U.S. Senate leadership

On the evening of July 31, 2011, the Senate and The House of Representatives have reached a tentative agreement. Ending a perilous stalemate, President Obama announced an agreement on Sunday night on a compromise that would avoid the nation’s first-ever financial default. The deal would cut more than $2 trillion from federal spending over a decade.

This agreement is tentative and the Congress must ratify the deal with a vote. No votes were expected in either house of Congress until Monday, to give rank and file lawmakers time to review the package. The framework of the deal would give the President a debt ceiling increase of up to $2.4 trillion, and guarantee an equal amount of deficit reduction over the next 10 years.

“Default would have had a devastating effect on our economy,” Obama said at the White House, relaying the news to the American people and financial market around the world. He thanked both the leaders of each party.  

After a tough week of meetings and negotiations, the House of Representatives, Senate leadership, and the president are able to feel good about their accomplishment. According to Democrats and Republican sources, here are the key elements of the deal. There is still work to be done and the leaders of both parties are rounding up votes for the deal.

The debt ceiling increase tentatively would be around $2.1 trillion and the spending cuts would be equal to increase over 10 years. The formation of a special Congressional committee to recommend further deficit reductions that may take the form of spending cuts or tax increases. The special committee must make recommendations by late November, before the Thanksgiving recess.

Congress must also approve those cuts by December 23, or automotive cuts across the board go into effect, including cuts to federal defense programs and Medicare. This trigger is designed to force action on the deficit reduction committee’s recommendations to both Democrats and Republicans. There would also be a vote in both houses on a balanced budget amendment.

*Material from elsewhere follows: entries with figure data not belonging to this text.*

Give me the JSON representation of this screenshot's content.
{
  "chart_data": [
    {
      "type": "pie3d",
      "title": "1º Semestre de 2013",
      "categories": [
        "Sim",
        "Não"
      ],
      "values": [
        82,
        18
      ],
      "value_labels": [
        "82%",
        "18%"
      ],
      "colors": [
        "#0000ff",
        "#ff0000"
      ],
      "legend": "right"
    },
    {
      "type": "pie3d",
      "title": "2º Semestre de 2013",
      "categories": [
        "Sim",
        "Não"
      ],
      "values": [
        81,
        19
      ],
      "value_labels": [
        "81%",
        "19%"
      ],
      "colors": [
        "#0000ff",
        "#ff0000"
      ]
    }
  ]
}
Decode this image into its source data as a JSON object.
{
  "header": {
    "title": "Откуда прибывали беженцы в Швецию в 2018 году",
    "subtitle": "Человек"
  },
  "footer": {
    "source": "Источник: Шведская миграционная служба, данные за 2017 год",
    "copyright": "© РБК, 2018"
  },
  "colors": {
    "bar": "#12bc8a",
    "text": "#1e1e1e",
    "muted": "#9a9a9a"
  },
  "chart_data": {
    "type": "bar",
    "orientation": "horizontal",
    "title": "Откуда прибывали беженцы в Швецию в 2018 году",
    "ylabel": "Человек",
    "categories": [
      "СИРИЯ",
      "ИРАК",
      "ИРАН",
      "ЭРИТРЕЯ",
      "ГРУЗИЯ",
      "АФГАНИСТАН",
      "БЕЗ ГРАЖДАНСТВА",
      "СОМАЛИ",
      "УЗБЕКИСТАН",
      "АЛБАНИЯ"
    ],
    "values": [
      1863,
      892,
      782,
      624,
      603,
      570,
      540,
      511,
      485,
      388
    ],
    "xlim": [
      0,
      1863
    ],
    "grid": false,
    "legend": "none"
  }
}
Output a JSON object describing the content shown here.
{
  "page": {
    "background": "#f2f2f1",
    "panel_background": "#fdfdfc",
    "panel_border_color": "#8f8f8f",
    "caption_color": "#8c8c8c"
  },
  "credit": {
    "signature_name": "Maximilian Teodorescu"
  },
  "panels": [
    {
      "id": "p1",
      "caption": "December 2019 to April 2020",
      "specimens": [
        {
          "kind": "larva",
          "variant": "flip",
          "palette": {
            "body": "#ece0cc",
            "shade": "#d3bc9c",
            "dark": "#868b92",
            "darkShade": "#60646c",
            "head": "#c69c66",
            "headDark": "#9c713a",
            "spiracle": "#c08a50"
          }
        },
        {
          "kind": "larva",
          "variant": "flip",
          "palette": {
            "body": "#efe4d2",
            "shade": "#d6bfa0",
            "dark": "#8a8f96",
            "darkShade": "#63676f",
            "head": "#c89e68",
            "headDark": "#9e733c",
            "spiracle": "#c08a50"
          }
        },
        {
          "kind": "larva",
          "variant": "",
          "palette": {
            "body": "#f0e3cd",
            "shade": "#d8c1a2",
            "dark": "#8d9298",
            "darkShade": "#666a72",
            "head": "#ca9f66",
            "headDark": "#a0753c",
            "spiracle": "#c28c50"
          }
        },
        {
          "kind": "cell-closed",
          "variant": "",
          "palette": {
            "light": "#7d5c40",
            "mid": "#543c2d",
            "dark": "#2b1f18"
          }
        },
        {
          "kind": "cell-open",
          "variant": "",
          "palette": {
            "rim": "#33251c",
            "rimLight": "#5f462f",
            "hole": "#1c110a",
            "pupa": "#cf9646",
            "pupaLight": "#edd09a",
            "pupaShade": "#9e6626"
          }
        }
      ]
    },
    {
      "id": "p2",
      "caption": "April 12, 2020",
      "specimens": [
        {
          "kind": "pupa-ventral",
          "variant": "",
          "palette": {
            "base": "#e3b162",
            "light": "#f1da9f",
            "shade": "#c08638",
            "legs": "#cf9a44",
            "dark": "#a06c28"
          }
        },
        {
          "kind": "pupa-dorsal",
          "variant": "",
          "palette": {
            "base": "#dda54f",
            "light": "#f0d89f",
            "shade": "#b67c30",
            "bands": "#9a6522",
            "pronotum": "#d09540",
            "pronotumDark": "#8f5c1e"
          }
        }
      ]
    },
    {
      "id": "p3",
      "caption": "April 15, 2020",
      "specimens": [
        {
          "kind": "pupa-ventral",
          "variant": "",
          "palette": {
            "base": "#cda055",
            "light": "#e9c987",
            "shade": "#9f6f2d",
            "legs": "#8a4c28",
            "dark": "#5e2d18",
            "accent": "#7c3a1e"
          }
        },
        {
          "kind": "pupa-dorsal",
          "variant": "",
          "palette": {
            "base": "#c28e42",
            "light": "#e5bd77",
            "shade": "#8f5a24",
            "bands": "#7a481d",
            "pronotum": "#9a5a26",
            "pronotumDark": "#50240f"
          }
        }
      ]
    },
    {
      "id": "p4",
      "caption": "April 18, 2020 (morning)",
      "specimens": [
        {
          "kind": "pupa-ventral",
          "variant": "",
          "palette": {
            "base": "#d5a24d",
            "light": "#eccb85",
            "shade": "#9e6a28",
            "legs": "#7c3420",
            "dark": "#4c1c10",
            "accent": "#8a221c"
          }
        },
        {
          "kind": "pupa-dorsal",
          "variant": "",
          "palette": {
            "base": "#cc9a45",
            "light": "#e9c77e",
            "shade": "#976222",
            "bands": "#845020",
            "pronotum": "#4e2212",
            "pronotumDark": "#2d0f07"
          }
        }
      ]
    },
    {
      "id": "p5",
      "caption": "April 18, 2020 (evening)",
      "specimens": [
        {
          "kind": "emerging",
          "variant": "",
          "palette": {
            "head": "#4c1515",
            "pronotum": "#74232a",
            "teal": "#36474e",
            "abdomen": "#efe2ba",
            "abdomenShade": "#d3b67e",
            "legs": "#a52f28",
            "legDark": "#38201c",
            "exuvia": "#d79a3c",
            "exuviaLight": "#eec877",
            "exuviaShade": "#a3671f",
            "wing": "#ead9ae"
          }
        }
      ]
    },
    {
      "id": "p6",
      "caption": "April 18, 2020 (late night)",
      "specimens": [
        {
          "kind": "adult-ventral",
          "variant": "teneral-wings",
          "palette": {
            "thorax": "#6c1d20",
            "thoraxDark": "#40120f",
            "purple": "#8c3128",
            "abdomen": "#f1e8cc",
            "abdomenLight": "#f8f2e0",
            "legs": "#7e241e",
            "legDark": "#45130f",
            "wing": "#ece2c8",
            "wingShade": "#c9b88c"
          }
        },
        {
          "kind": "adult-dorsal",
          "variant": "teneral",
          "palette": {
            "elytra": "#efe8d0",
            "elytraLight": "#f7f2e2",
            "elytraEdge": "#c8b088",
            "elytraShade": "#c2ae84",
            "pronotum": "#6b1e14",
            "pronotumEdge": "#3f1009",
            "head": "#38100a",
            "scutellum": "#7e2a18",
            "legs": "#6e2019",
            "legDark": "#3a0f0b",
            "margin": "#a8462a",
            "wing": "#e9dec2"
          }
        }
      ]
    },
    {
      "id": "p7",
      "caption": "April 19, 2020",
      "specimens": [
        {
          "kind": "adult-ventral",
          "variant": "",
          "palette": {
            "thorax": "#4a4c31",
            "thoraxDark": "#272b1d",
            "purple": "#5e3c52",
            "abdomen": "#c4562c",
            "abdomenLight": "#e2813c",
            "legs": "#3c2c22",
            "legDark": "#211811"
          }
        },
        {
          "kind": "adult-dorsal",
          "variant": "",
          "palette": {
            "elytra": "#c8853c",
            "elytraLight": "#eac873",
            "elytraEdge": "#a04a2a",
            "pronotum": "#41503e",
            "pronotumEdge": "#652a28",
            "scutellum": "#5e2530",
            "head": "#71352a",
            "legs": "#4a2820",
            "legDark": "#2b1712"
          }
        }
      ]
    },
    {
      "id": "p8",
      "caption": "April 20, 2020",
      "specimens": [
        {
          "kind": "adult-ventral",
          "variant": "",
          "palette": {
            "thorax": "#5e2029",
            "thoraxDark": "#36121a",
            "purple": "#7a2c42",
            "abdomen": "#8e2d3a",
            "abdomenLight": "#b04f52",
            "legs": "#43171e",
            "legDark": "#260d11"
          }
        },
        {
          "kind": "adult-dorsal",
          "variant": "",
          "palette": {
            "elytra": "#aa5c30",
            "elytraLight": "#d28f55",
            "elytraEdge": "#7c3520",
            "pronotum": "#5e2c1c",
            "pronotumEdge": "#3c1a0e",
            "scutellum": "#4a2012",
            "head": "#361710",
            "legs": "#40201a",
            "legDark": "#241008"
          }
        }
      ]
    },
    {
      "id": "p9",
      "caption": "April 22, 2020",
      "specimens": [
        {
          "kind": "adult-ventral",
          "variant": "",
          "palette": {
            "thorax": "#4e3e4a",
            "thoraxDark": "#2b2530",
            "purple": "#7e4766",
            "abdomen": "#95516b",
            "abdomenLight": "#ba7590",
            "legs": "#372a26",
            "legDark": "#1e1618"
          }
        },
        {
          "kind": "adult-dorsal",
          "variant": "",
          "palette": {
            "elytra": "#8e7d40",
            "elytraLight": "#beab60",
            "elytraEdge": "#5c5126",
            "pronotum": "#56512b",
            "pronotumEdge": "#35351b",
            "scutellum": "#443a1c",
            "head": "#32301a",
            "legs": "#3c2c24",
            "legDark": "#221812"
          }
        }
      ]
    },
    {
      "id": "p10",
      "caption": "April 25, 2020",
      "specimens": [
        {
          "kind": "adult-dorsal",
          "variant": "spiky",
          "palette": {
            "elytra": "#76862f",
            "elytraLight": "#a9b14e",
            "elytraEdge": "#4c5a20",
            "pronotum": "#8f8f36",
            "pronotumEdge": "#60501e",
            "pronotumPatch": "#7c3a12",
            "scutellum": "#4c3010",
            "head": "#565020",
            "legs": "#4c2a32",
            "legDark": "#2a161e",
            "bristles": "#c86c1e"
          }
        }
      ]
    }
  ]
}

As the Congress gets down to the 11th hour, the two houses are close to a deal. During President Bush’s eight years the debt limit was raised 19 times, without the fuss and fight of this Congress. When Bush took office the debt limit was $5.95 trillion, and when he left it was $9.81 trillion.

Top Aide to President Obama, Valerie Jarrett

President Obama has been deeply involved in trying to win a debt deal that both parties find agreeable and can work with. “He’s getting absolutely no sleep. He’s working tirelessly, meeting with his economic team, doing a lot of outreach, exploring all kinds of possibilities for compromise,” top Obama aide Valerie Jarrett told Reuters Insider. This has translated into even longer days than normal at the White House, which already begins with a senior staff meeting at 7:30 am in the morning.

It appears that all the hard work has paid off for President Obama, and his administration. It is still too early to relax, but all the leaders are announcing that a deal has been struck. Democrats won’t like the fact that Medicare could be exposed to automatic cuts, but the sizes of the Medicare cuts are limited. They are designed to be taken from Medicare providers, and not beneficiaries.

Finally, the House of Representatives and the Senate are starting to compromise, and do what is best for the citizens of the country. Somehow President Obama must make bipartisan a reality in Washington, and get the two parties to cooperate, and work together. Making decisions together that improve and enhance the country is the job of our representatives.